Он взглянул на меня с испугом, приблизился и опустил руку мне на плечо.
- Несчастный! И ты - тот святой, каковым считал тебя Дон Педро, ты - надежда Церкви, гордость благочестивых севильцев? Это проклятая Саламанка сделала тебя добычей нечистого! Лучше уж было остаться тебе неграмотным! - Он снова схватил меня за плечи. - Пришла пора вспомнить о душе твоей.
- Мы можем порассуждать и на сей предмет.
- Порассуждать? Что это значит? Может, ты желаешь вслух покаяться в грехах, осознав наконец, что смерть таки завладеет плотью твоей - изничтожит, сгноит ее, обратит в прах и даже хуже того?
- Нет, мы могли бы просто потолковать о делах моей души, а коли угодно - и вашей. Вы начинаете - я отвечаю, словно вы пришли что - то купить, и мы никак не сойдемся в цене.
Дон Мигель перекрестился и попятился назад. Он смотрел на меня оторопело и даже со страхом.
- И ты можешь говорить о своей душе, как цыган об ослике?
- Я могу говорить о своей душе так, словно участвую в ученом диспуте, а это не то же самое. Но сделайте милость, присядьте.
Я подтолкнул его к стулу и сам сел рядом. В полумраке глаза Дона Мигеля казались мне усталыми и тусклыми. Весь пыл благочестия сосредоточился у него теперь в кистях рук - длинных, темных, похожих на искореженные железные крюки. Он положил свою ладонь на мою, и я вздрогнул, как от прикосновения скелета.
- Я назвал тебя "сын мой", но это неверно. Ты - это я сам, и в сей краткий миг промелькнула предо мной вся моя молодость, проведенная расточительно и беспутно. Не знаю, не Господь ли послал тебя, дабы умерить мою гордыню. Тогда готов я пасть на колени и лобызать твои руки. Ты послан мне, чтобы воскресить мои воспоминания. Я - грешник, я оскорбил Всевышнего и поскупился на покаяние.
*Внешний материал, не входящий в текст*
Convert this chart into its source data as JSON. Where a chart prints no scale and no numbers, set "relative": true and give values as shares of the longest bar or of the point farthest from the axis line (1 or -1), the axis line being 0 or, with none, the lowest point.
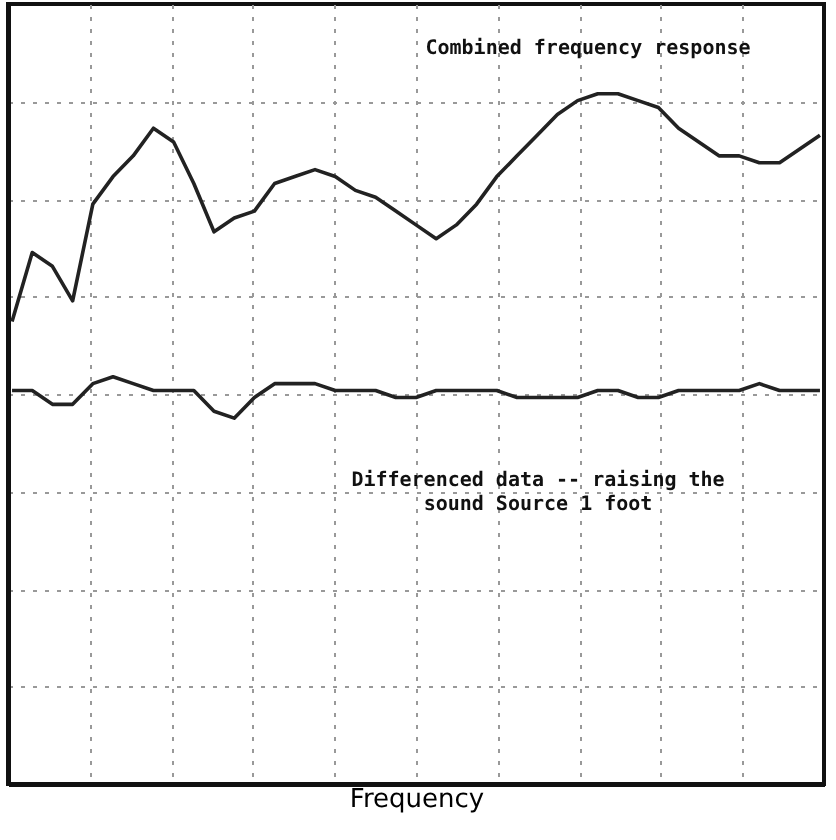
{
  "chart_data": {
    "type": "line",
    "relative": true,
    "xlabel": "Frequency",
    "grid": true,
    "line_style": "solid",
    "categories": [
      null,
      null,
      null,
      null,
      null,
      null,
      null,
      null,
      null,
      null,
      null,
      null,
      null,
      null,
      null,
      null,
      null,
      null,
      null,
      null,
      null,
      null,
      null,
      null,
      null,
      null,
      null,
      null,
      null,
      null,
      null,
      null,
      null,
      null,
      null,
      null,
      null,
      null,
      null,
      null,
      null
    ],
    "series": [
      {
        "color": "#222222",
        "values": [
          0.67,
          0.77,
          0.75,
          0.7,
          0.84,
          0.88,
          0.91,
          0.95,
          0.93,
          0.87,
          0.8,
          0.82,
          0.83,
          0.87,
          0.88,
          0.89,
          0.88,
          0.86,
          0.85,
          0.83,
          0.81,
          0.79,
          0.81,
          0.84,
          0.88,
          0.91,
          0.94,
          0.97,
          0.99,
          1,
          1,
          0.99,
          0.98,
          0.95,
          0.93,
          0.91,
          0.91,
          0.9,
          0.9,
          0.92,
          0.94
        ]
      },
      {
        "color": "#222222",
        "values": [
          0.57,
          0.57,
          0.55,
          0.55,
          0.58,
          0.59,
          0.58,
          0.57,
          0.57,
          0.57,
          0.54,
          0.53,
          0.56,
          0.58,
          0.58,
          0.58,
          0.57,
          0.57,
          0.57,
          0.56,
          0.56,
          0.57,
          0.57,
          0.57,
          0.57,
          0.56,
          0.56,
          0.56,
          0.56,
          0.57,
          0.57,
          0.56,
          0.56,
          0.57,
          0.57,
          0.57,
          0.57,
          0.58,
          0.57,
          0.57,
          0.57
        ]
      }
    ],
    "annotations": [
      "Combined frequency response",
      "Differenced data -- raising the sound Source 1 foot"
    ]
  }
}
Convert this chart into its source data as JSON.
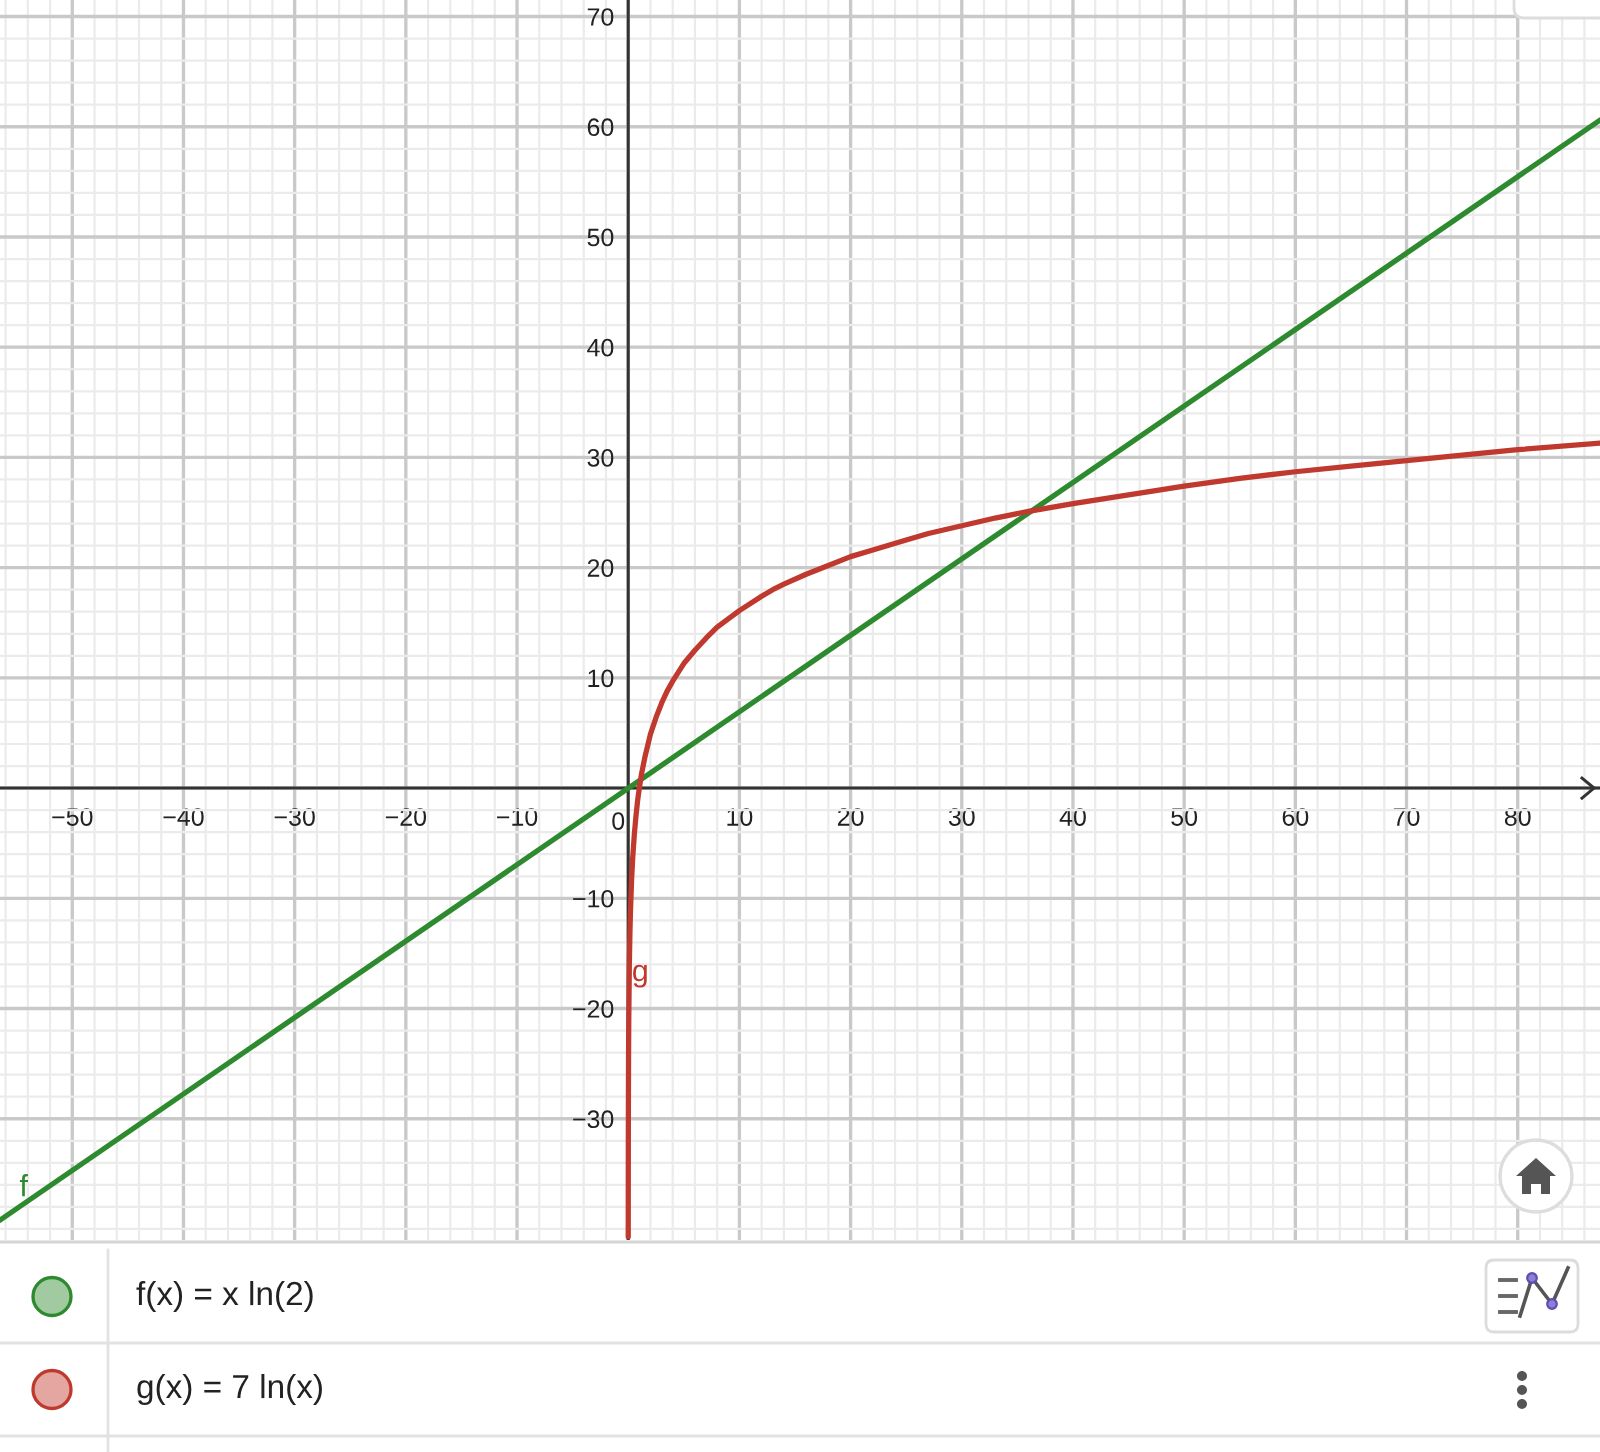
{
  "chart_data": {
    "type": "line",
    "xlim": [
      -56.5,
      87.4
    ],
    "ylim": [
      -41,
      71.5
    ],
    "xticks": [
      -50,
      -40,
      -30,
      -20,
      -10,
      0,
      10,
      20,
      30,
      40,
      50,
      60,
      70,
      80
    ],
    "yticks": [
      -30,
      -20,
      -10,
      10,
      20,
      30,
      40,
      50,
      60,
      70
    ],
    "grid": true,
    "legend": "bottom",
    "series": [
      {
        "name": "f(x) = x ln(2)",
        "color": "#2e8a2e",
        "x": [
          -56.5,
          87.4
        ],
        "values": [
          -39.2,
          60.6
        ]
      },
      {
        "name": "g(x) = 7 ln(x)",
        "color": "#c0392f",
        "x": [
          0.003,
          0.005,
          0.01,
          0.02,
          0.03,
          0.05,
          0.1,
          0.15,
          0.2,
          0.3,
          0.4,
          0.55,
          0.7,
          0.85,
          1,
          1.2,
          1.5,
          2,
          2.5,
          3,
          3.5,
          4,
          5,
          6,
          7,
          8,
          10,
          12,
          13,
          14,
          16,
          18,
          20,
          22,
          25,
          27,
          30,
          33,
          36,
          40,
          45,
          50,
          55,
          60,
          65,
          70,
          75,
          80,
          87.4
        ],
        "values": [
          -40.7,
          -37.1,
          -32.2,
          -27.4,
          -24.5,
          -21.0,
          -16.1,
          -13.3,
          -11.3,
          -8.4,
          -6.4,
          -4.2,
          -2.5,
          -1.1,
          0,
          1.3,
          2.8,
          4.9,
          6.4,
          7.7,
          8.8,
          9.7,
          11.3,
          12.5,
          13.6,
          14.6,
          16.1,
          17.4,
          18.0,
          18.5,
          19.4,
          20.2,
          21.0,
          21.6,
          22.5,
          23.1,
          23.8,
          24.5,
          25.1,
          25.8,
          26.6,
          27.4,
          28.1,
          28.7,
          29.2,
          29.7,
          30.2,
          30.7,
          31.3
        ]
      }
    ],
    "annotations": [
      {
        "text": "f",
        "x": -55,
        "y": -38.1
      },
      {
        "text": "g",
        "x": 0.07,
        "y": -18.6
      }
    ]
  }
}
Он и впрямь упал на колени и хотел было поцеловать мне руки. Я с трудом удержал его, потом ласково погладил по седым волосам.
- Успокойтесь. Я знать не знаю, каковы были ваши прегрешения, но не думаю, что могут они сравниться с моими.
- Я полагаю своим долгом направить тебя на верный путь.
- А я не противлюсь этому.
- Будучи юнцом, я жил бездумно и как одержимый гнался за плотскими наслаждениями, тешил свое тщеславие, покуда в одну из ночей, когда я вернулся с очередной пирушки, Господь не сжалился надо мной и не явил мне картину моего погребения. С тех пор всякий поступок я обращаю во спасение свое. И, видя человека, погрязшего в пороке, непременно рассказываю ему в назидание эту историю.
- Но мне от нее проку мало. У меня все иначе: я не порочен и не тщеславен. Да и смерть понимаю по - своему.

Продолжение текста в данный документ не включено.